El ejemplo conspicuo y esclarecido del perdón es Nelson Mandela, capaz de perdonar a quienes lo mantuvieron largos años en una cárcel de espanto y logró unificar al país. Pero, confieso que estoy lejos de ser un Mandela. Con el tiempo (¡el único experto en cicatrizar profundas heridas!) logro olvidar las ofensas y generalmente las caras de quienes me han ofendido, pero no puedo perdonar. Hoy, por culpa del chavismo, ni siquiera hago el intento, un pequeño esfuerzo porque sé que es inútil. ¡No puedo perdonar al tramposo de Hugo Chávez, artífice del desastre en que se encuentra el país; mucho menos a Maduro, el risueño genocida, ni a ninguno de sus secuaces! ¿Perdonar a los guardias nacionales porque solo reciben órdenes e ignoran que la vida que hay en ellos es sagrada y no lo saben? No, porque hay quienes no las acatan y basta con que sea uno en hacerlo y recibir castigo precisamente de quien da la orden de disparar a quemarropa y asesinar a un adolescente para no estar yo dispuesto a perdonar a ese organismo represor que tendrá que ser eliminado para siempre por el gobierno que le tocará enderezar al país. ¡No cuenten conmigo para perdonar a los grupos civiles violentos y criminales, a los militares que con constante impunidad se niegan a sí mismos violando sus juramentos y a la institucionalidad de sus uniformes! No puedo perdonar a quienes jamás se les ha escuchado una palabra o visto un gesto de crítica, de reproche o de rechazo a los abusos del régimen, la catástrofe económica, el desamparo social y la tierra arrasada de una cultura que veíamos florecer antes de producirse el descalabro y escucharles decir: ¡Perdonen lo malo!

Solo el papa Francisco, por ser vicario de Cristo es, a mi parecer, el único capaz de perdón, pero no me llamo a engaño porque lo he visto darle la espalda a las mujeres cubanas que van los domingos a misa y enfrentan la tiranía de los Castro mientras despotrica contra el capitalismo, afirma que la oposición venezolana está dividida y por debajo de la mesa del diálogo bendice a Maduro y a Rodríguez Zapatero.
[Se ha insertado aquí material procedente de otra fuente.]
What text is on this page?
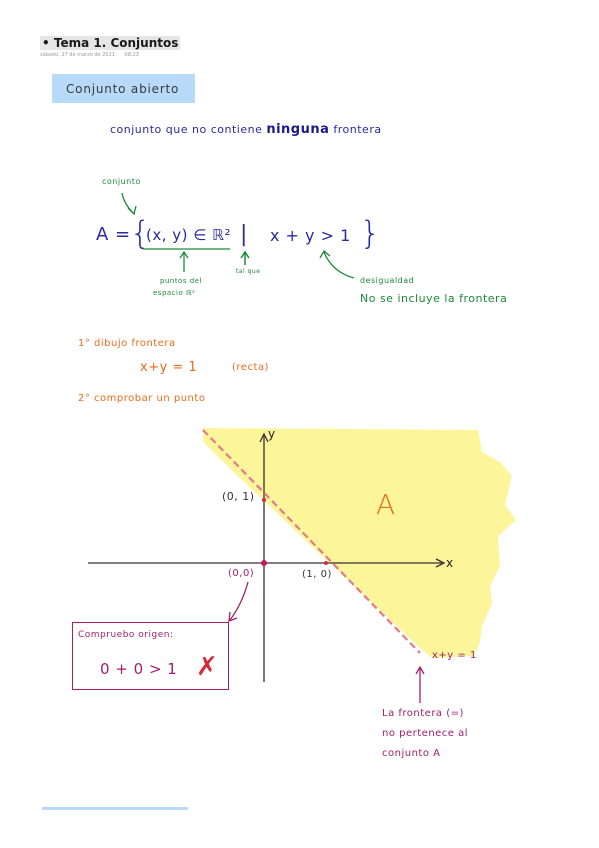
• Tema 1. Conjuntos
sábado, 27 de marzo de 2021 08:23
Conjunto abierto
conjunto que no contiene ninguna frontera
conjunto
puntos del
espacio ℝ²
tal que
desigualdad
No se incluye la frontera
A = {
(x, y) ∈ ℝ² | x + y > 1 }
1° dibujo frontera
x+y = 1	(recta)
2° comprobar un punto
y
x
A
(0, 1)
(0,0)	(1, 0)
x+y = 1
Compruebo origen:
0 + 0 > 1 ✗
La frontera (=)
no pertenece al
conjunto A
Francisco es el papa y le debo reverencia porque no soy quién para irrespetar a la cristiandad, pero el político que hay en él, además de no ser santo de mi parroquia, no puede, siendo Papa, equivocarse, poner en evidencia su infalibilidad.
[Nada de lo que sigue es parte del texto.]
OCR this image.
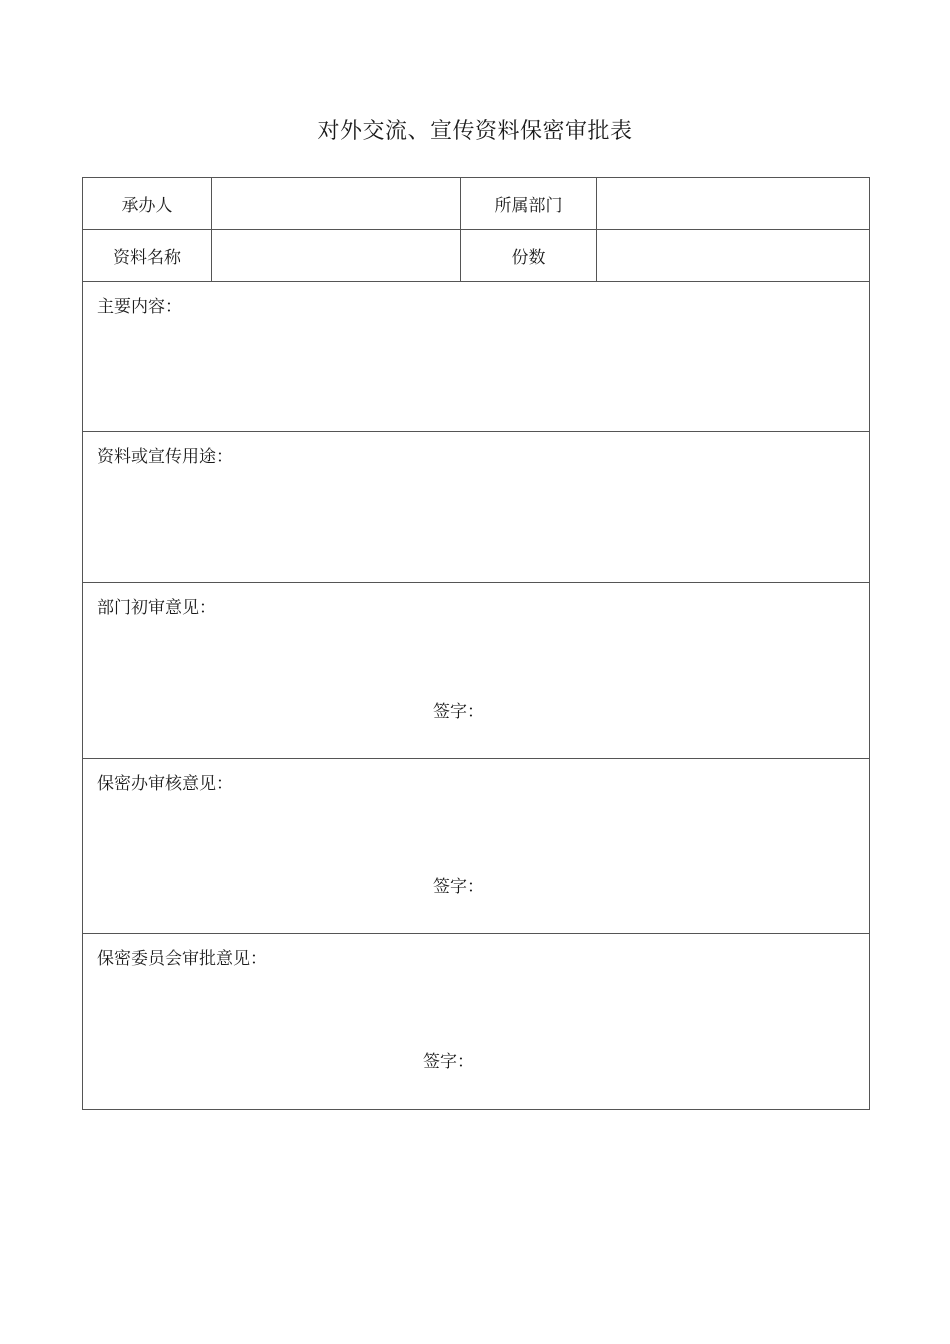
对外交流、宣传资料保密审批表
承办人		所属部门	
资料名称		份数	

主要内容：			

资料或宣传用途：			

部门初审意见：
签字：			

保密办审核意见：
签字：			

保密委员会审批意见：
签字：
Cada vez que veo en los videos al aparato represivo del régimen militar arremetiendo brutalmente contra los manifestantes, se me hace muy cuesta arriba pronunciar el “¡no saben lo que hacen!” las palabras con las que Cristo, crucificado me pide que perdone a esos neonazis porque ¡lo saben! Gozan de asesoría cubana, activan sofisticados y terroríficos dispositivos antimotines proporcionados por China, poseen armas letales y mentalidad apta para el crimen. Veneran a un general Padrino que no escucha mis quejas y mucho menos las súplicas para que cese la violencia que cerca y acosa los horizontes de unos muchachos que protestan solo para que los dejen vivir en paz.
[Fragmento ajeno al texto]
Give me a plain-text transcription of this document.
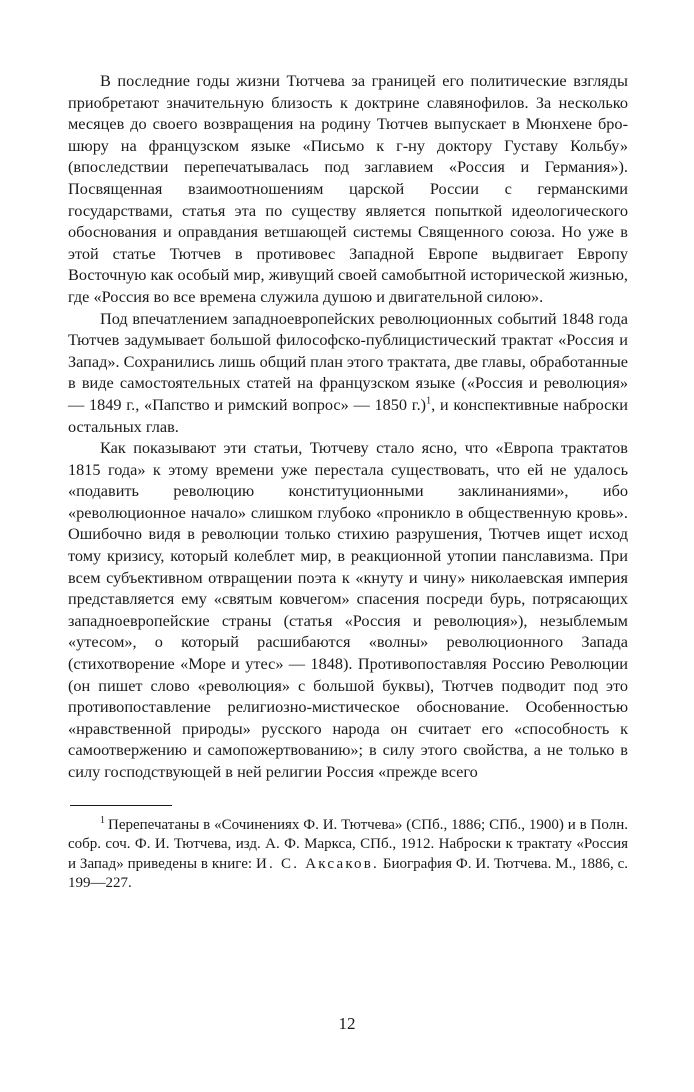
В последние годы жизни Тютчева за границей его политические взгляды приобретают значительную близость к доктрине славянофилов. За несколько месяцев до своего возвращения на родину Тютчев выпускает в Мюнхене брошюру на французском языке «Письмо к г-ну доктору Густаву Кольбу» (впоследствии перепечатывалась под заглавием «Россия и Германия»). Посвященная взаимоотношениям царской России с германскими государствами, статья эта по существу является попыткой идеологического обоснования и оправдания ветшающей системы Священного союза. Но уже в этой статье Тютчев в противовес Западной Европе выдвигает Европу Восточную как особый мир, живущий своей самобытной исторической жизнью, где «Россия во все времена служила душою и двигательной силою».

Под впечатлением западноевропейских революционных событий 1848 года Тютчев задумывает большой философско-публицистический трактат «Россия и Запад». Сохранились лишь общий план этого трактата, две главы, обработанные в виде самостоятельных статей на французском языке («Россия и революция» — 1849 г., «Папство и римский вопрос» — 1850 г.)$^1$, и конспективные наброски остальных глав.

Как показывают эти статьи, Тютчеву стало ясно, что «Европа трактатов 1815 года» к этому времени уже перестала существовать, что ей не удалось «подавить революцию конституционными заклинаниями», ибо «революционное начало» слишком глубоко «проникло в общественную кровь». Ошибочно видя в революции только стихию разрушения, Тютчев ищет исход тому кризису, который колеблет мир, в реакционной утопии панславизма. При всем субъективном отвращении поэта к «кнуту и чину» николаевская империя представляется ему «святым ковчегом» спасения посреди бурь, потрясающих западноевропейские страны (статья «Россия и революция»), незыблемым «утесом», о который расшибаются «волны» революционного Запада (стихотворение «Море и утес» — 1848). Противопоставляя Россию Революции (он пишет слово «революция» с большой буквы), Тютчев подводит под это противопоставление религиозно-мистическое обоснование. Особенностью «нравственной природы» русского народа он считает его «способность к самоотвержению и самопожертвованию»; в силу этого свойства, а не только в силу господствующей в ней религии Россия «прежде всего

$^1$ Перепечатаны в «Сочинениях Ф. И. Тютчева» (СПб., 1886; СПб., 1900) и в Полн. собр. соч. Ф. И. Тютчева, изд. А. Ф. Маркса, СПб., 1912. Наброски к трактату «Россия и Запад» приведены в книге: И. С. Аксаков. Биография Ф. И. Тютчева. М., 1886, с. 199—227.

12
Por otra parte, confieso que nunca me ha agradado la imagen de Cristo crucificado. Prefiero verlo vivo y activo, disertando con los adultos siendo niño; dando latigazos, volcando las mesas, echando por tierra las monedas y sacando a patadas a los mercaderes del templo. Lo veo, más bien, victorioso el Domingo de Ramos. El Cristo que me apasiona no promueve diálogos inútiles con Pilatos ni arrastra a Judas Iscariote a la ignominia. La diferencia está en que el sátrapa admira al que multiplica los penes y yo al que realiza el prodigioso milagro de convertir el agua de seis tinajas en el mejor vino que haya existido nunca.